I see, yes, these reasons make sense.

> For all I care, we do not need to add an opt-in flag at all.
> We could simply start to support fs that were not supported before.
> This sort of API change is very common and acceptable.
> 
> There is no risk if the user tries to call open_by_handle_at() with the
> fanotify encoded FID, because in this case the fs is guaranteed to
> return ESTALE, because fs does not support file handles.
> 
> This is especially true, if we can get away with seamless change
> of behavior for vfs_statfs(), because that seamless change would
> cause FAN_REPORT_FID to start working on fs like fuse that
> support file handles and have zero fsid.

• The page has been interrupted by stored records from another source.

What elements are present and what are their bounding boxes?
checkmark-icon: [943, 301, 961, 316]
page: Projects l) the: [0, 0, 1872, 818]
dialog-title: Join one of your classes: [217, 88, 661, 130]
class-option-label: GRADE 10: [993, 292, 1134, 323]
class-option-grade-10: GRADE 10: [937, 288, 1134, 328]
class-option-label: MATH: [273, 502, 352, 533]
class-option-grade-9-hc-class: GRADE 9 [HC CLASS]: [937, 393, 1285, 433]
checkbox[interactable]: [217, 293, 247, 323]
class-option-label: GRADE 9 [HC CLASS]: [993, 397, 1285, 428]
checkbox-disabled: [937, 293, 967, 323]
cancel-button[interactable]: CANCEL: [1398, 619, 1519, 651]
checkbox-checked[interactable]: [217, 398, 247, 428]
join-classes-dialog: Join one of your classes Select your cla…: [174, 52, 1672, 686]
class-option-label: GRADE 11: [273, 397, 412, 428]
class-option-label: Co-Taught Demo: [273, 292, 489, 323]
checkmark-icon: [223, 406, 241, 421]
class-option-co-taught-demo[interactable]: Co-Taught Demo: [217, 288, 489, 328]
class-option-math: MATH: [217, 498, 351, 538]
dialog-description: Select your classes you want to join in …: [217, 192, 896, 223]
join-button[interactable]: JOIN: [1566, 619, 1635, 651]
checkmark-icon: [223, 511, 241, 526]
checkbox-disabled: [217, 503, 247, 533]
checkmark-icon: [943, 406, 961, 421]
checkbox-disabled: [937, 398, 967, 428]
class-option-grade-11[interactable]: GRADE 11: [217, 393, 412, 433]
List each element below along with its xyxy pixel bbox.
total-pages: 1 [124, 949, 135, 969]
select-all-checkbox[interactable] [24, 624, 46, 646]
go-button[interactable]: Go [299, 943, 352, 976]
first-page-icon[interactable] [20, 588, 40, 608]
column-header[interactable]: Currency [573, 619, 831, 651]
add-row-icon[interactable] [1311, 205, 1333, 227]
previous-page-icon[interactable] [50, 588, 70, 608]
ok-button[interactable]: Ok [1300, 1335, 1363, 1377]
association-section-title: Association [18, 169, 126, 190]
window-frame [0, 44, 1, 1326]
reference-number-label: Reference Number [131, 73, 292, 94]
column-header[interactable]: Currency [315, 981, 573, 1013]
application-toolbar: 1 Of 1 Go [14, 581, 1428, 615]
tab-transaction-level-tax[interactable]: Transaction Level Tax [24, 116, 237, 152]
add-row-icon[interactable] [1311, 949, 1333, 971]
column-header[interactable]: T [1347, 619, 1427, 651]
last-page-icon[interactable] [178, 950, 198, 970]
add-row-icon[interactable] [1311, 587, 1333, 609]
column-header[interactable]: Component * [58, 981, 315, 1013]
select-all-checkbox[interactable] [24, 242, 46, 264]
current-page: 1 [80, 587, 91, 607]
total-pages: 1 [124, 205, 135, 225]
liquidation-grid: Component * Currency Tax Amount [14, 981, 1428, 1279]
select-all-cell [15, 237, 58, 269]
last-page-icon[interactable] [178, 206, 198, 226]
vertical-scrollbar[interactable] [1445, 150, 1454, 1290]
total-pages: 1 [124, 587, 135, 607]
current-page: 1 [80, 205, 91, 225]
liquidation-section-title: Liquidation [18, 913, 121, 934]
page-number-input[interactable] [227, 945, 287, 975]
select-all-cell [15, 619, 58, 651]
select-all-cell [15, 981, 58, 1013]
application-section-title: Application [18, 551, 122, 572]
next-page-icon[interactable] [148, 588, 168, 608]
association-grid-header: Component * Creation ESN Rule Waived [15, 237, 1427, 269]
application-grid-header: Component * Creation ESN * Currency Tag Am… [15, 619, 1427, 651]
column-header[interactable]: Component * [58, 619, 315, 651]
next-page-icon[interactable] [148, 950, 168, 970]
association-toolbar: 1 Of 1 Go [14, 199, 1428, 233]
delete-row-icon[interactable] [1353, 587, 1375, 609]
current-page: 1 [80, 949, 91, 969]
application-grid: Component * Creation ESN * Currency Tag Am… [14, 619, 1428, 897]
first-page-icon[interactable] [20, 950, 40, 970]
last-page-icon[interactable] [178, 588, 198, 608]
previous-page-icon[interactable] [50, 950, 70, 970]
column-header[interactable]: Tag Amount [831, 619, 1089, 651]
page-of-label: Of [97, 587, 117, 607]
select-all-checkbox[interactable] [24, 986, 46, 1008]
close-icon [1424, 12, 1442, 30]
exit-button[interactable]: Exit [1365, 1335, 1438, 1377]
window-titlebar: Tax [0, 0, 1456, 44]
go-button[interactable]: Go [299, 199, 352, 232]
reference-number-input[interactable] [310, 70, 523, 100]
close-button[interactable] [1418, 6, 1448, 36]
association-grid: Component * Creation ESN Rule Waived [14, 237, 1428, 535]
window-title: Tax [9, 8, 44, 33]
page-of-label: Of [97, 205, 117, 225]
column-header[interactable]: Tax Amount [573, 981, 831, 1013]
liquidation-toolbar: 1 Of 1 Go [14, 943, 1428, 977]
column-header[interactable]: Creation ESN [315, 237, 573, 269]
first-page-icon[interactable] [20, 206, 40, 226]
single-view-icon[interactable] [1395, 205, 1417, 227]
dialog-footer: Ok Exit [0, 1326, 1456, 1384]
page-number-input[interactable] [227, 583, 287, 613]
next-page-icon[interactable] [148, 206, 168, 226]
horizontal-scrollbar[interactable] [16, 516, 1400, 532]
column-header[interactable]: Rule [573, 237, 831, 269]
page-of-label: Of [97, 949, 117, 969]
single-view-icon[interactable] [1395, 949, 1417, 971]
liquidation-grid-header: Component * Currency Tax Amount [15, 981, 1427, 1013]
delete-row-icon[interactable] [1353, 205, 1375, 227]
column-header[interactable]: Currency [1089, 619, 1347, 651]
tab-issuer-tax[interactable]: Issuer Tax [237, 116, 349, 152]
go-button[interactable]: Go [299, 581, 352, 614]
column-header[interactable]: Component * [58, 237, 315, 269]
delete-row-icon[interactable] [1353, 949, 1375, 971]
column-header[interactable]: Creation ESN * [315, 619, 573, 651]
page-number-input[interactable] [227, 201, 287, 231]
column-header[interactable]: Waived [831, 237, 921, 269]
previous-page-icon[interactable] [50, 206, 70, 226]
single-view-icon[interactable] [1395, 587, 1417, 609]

Yeah. Actually I like the idea of a seamless change to start reporting fsid
and also to start reporting "fake" handles. In the past we've already
enabled tmpfs like this...

> > > The patch below is from the LTP test [1] that verifies reported fid's.
> > > I am posting it because I think that the function fanotify_get_fid()
> > > demonstrates well, how a would-be fanotify library could be used to get
> > > a canonical fid.
> > >
> > > That would-be routine can easily return the source of the fid values
> > > for a given filesystem and that information is constant for all objects
> > > on a given filesystem instance.
> > >
> > > The choise to encode an actual file_handle of type FILEID_INO64 may
> > > seem controversial at first, but it simplifies things so much, that I
> > > grew very fond of it.
> >
> > FILEID_INO64 is a bit of a hack in particular because it's difficult to
> > pretend FILEID_INO64 can be used for NFS. But I agree it is very convenient
> > :). If we were to do this cleanly we'd have to introduce a new info
> > structure with ino instead of handle and three new FAN_EVENT_INFO_TYPE_*
> 
> Alas, there are more than three:
> /* Special info types for FAN_RENAME */
> #define FAN_EVENT_INFO_TYPE_OLD_DFID_NAME       10
> /* Reserved for FAN_EVENT_INFO_TYPE_OLD_DFID    11 */
> #define FAN_EVENT_INFO_TYPE_NEW_DFID_NAME       12
> /* Reserved for FAN_EVENT_INFO_TYPE_NEW_DFID    13 */
> 
> and I *really* prefer to avoid duplicating all of them.

Yeah, I was just thinking loud :).

> > types. As I wrote above, we might be able to actually fill-in
> > FILEID_INO64_GEN which would be less controversial then I suppose.
> 
> Yes, that would definitely be better.

								Honza
-- 
Jan Kara <jack@suse.com>
SUSE Labs, CR